My goal is to get the text:
27. The method according to claim 23 wherein...
How do I go about retrieving the text inside a tag that contains <?
. I believe they are called php short tags from googling it.
I am using a lxml, xpaths and they seem to just not register it as a tag or a node. I tried itertext() but that doesnt work as well.
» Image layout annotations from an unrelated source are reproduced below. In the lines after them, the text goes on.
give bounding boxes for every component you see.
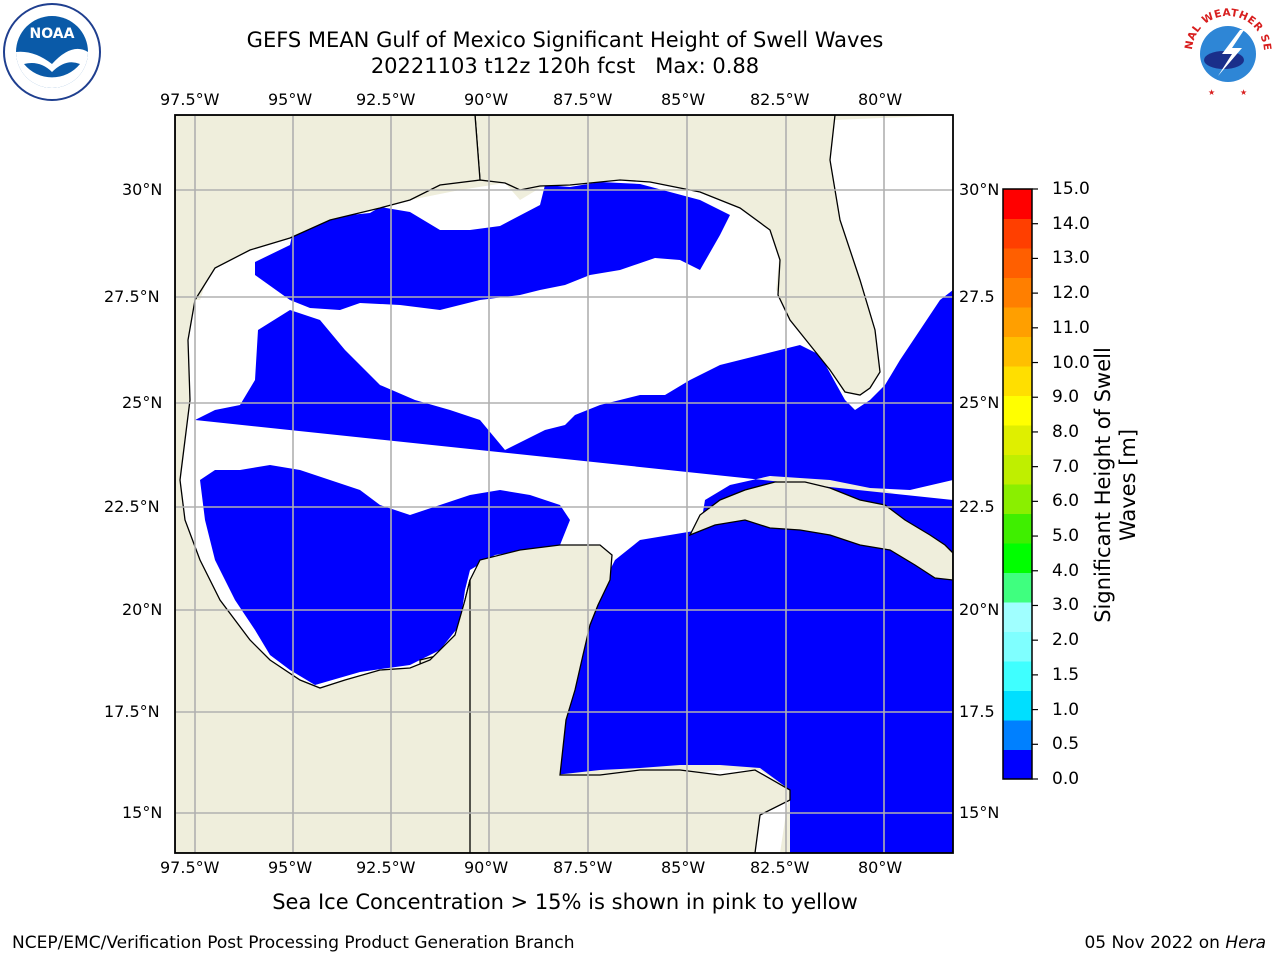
lat-label: 27.5°N	[104, 287, 160, 306]
colorbar-swatch	[1003, 543, 1032, 573]
colorbar-tick-label: 1.0	[1052, 699, 1080, 720]
colorbar-swatch	[1003, 366, 1032, 396]
lat-label: 20°N	[959, 600, 1000, 619]
florida-land	[474, 115, 881, 396]
colorbar-tick-label: 5.0	[1052, 526, 1080, 547]
lon-label: 87.5°W	[553, 858, 613, 877]
colorbar-swatch	[1003, 484, 1032, 514]
machine-name: Hera	[1225, 933, 1266, 953]
colorbar-swatch	[1003, 395, 1032, 426]
chart-title: GEFS MEAN Gulf of Mexico Significant Hei…	[246, 28, 884, 52]
colorbar-swatch	[1003, 690, 1032, 721]
map-frame	[174, 114, 954, 854]
credit-text: NCEP/EMC/Verification Post Processing Pr…	[12, 933, 575, 953]
lat-label: 30°N	[959, 180, 1000, 199]
lon-label: 82.5°W	[750, 90, 810, 109]
lat-label: 25°N	[959, 393, 1000, 412]
colorbar-tick-label: 10.0	[1052, 352, 1090, 373]
colorbar-tick-label: 1.5	[1052, 664, 1080, 685]
mexico-land	[175, 115, 481, 853]
nws-logo: NATIONAL WEATHER SERVICE ★ ★	[1178, 2, 1276, 100]
date-stamp: 05 Nov 2022 on Hera	[1084, 933, 1266, 953]
lat-label: 27.5	[959, 287, 995, 306]
chart-subtitle: 20221103 t12z 120h fcst Max: 0.88	[370, 54, 760, 78]
lat-label: 17.5°N	[104, 702, 160, 721]
colorbar-swatch	[1003, 336, 1032, 367]
lat-label: 22.5°N	[104, 497, 160, 516]
colorbar-swatch	[1003, 661, 1032, 691]
lat-label: 22.5	[959, 497, 995, 516]
colorbar-tick-label: 9.0	[1052, 387, 1080, 408]
lat-label: 30°N	[122, 180, 163, 199]
colorbar-swatch	[1003, 631, 1032, 662]
colorbar-label-line2: Waves [m]	[1116, 428, 1140, 542]
colorbar-swatch	[1003, 218, 1032, 249]
colorbar-swatch	[1003, 425, 1032, 455]
colorbar-tick-label: 12.0	[1052, 283, 1090, 304]
lat-label: 20°N	[122, 600, 163, 619]
colorbar-swatch	[1003, 572, 1032, 603]
colorbar-tick-label: 3.0	[1052, 595, 1080, 616]
noaa-logo-text: NOAA	[30, 26, 75, 42]
lon-label: 80°W	[858, 90, 903, 109]
colorbar-frame	[1002, 188, 1033, 780]
colorbar-tick-label: 15.0	[1052, 179, 1090, 199]
lon-label: 85°W	[661, 90, 706, 109]
sea-ice-note: Sea Ice Concentration > 15% is shown in …	[272, 890, 858, 914]
colorbar-tick-label: 2.0	[1052, 630, 1080, 651]
lon-label: 80°W	[858, 858, 903, 877]
lon-label: 90°W	[464, 858, 509, 877]
colorbar-swatch	[1003, 720, 1032, 750]
gulf-swell-area	[255, 182, 730, 310]
lat-label: 15°N	[959, 803, 1000, 822]
lon-label: 87.5°W	[553, 90, 613, 109]
colorbar-label-line1: Significant Height of Swell	[1091, 347, 1115, 623]
colorbar-tick-label: 13.0	[1052, 248, 1090, 269]
colorbar-tick-label: 7.0	[1052, 456, 1080, 477]
map-gridlines	[175, 115, 953, 853]
lon-label: 97.5°W	[160, 858, 220, 877]
colorbar-swatch	[1003, 248, 1032, 278]
colorbar-tick-label: 0.5	[1052, 734, 1080, 755]
lat-label: 25°N	[122, 393, 163, 412]
lat-label: 15°N	[122, 803, 163, 822]
colorbar-swatch	[1003, 749, 1032, 780]
lon-label: 85°W	[661, 858, 706, 877]
lon-label: 97.5°W	[160, 90, 220, 109]
svg-text:★: ★	[1208, 88, 1215, 97]
colorbar-swatch	[1003, 513, 1032, 544]
colorbar-tick-label: 0.0	[1052, 769, 1080, 789]
colorbar-swatch	[1003, 277, 1032, 308]
colorbar-tick-label: 6.0	[1052, 491, 1080, 512]
lat-label: 17.5	[959, 702, 995, 721]
colorbar-swatch	[1003, 189, 1032, 219]
lon-label: 82.5°W	[750, 858, 810, 877]
lon-label: 92.5°W	[356, 90, 416, 109]
colorbar-swatch	[1003, 307, 1032, 337]
colorbar-tick-label: 8.0	[1052, 421, 1080, 442]
colorbar	[1003, 188, 1038, 780]
colorbar-tick-label: 11.0	[1052, 317, 1090, 338]
lon-label: 95°W	[268, 90, 313, 109]
colorbar-label: Significant Height of Swell Waves [m]	[1091, 347, 1141, 623]
colorbar-swatch	[1003, 602, 1032, 632]
colorbar-swatch	[1003, 454, 1032, 485]
svg-text:★: ★	[1240, 88, 1247, 97]
date-text: 05 Nov 2022 on	[1084, 933, 1226, 953]
lon-label: 95°W	[268, 858, 313, 877]
noaa-logo: NOAA	[3, 3, 101, 101]
colorbar-tick-label: 14.0	[1052, 213, 1090, 234]
lon-label: 92.5°W	[356, 858, 416, 877]
lon-label: 90°W	[464, 90, 509, 109]
colorbar-tick-label: 4.0	[1052, 560, 1080, 581]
<claim id="CLM-00027" num="00027">
<claim-text> <?insert-start id="REI-00005" date="20191203" ?>27. The method according to claim 23 wherein the amorphous metal is selected from the group consisting of Zr based alloys, Ti based alloys, Al based alloys, Fe based alloys, La based alloys, Cu based alloys, Mg based alloys, Pt based alloys, and Pd based alloys. <?insert-end id="REI-00005" ?></claim-text>
</claim>
Here's a piece of code that does that, using XPath to reach the deepest 'valid' tag, and then getchildren
and tail
to dive deeper from there all the way to the actual text.
import lxml
xml=""" <claim id="CLM-00027" num="00027">
<claim-text> <?insert-start id="REI-00005" date="20191203" ?>27. The method according to claim 23 wherein the amorphous metal is selected from the group consisting of Zr based alloys, Ti based alloys, Al based alloys, Fe based alloys, La based alloys, Cu based alloys, Mg based alloys, Pt based alloys, and Pd based alloys. <?insert-end id="REI-00005" ?></claim-text>
</claim>"""
root = lxml.etree.fromstring(xml)
e = root.xpath("/claim/claim-text")
res = e[0].getchildren()[0].tail
print(res)
Output:
'27. The method according to claim 23 wherein the amorphous metal is selected from the group consisting of Zr based alloys, Ti based alloys, Al based alloys, Fe based alloys, La based alloys, Cu based alloys, Mg based alloys, Pt based alloys, and Pd based alloys.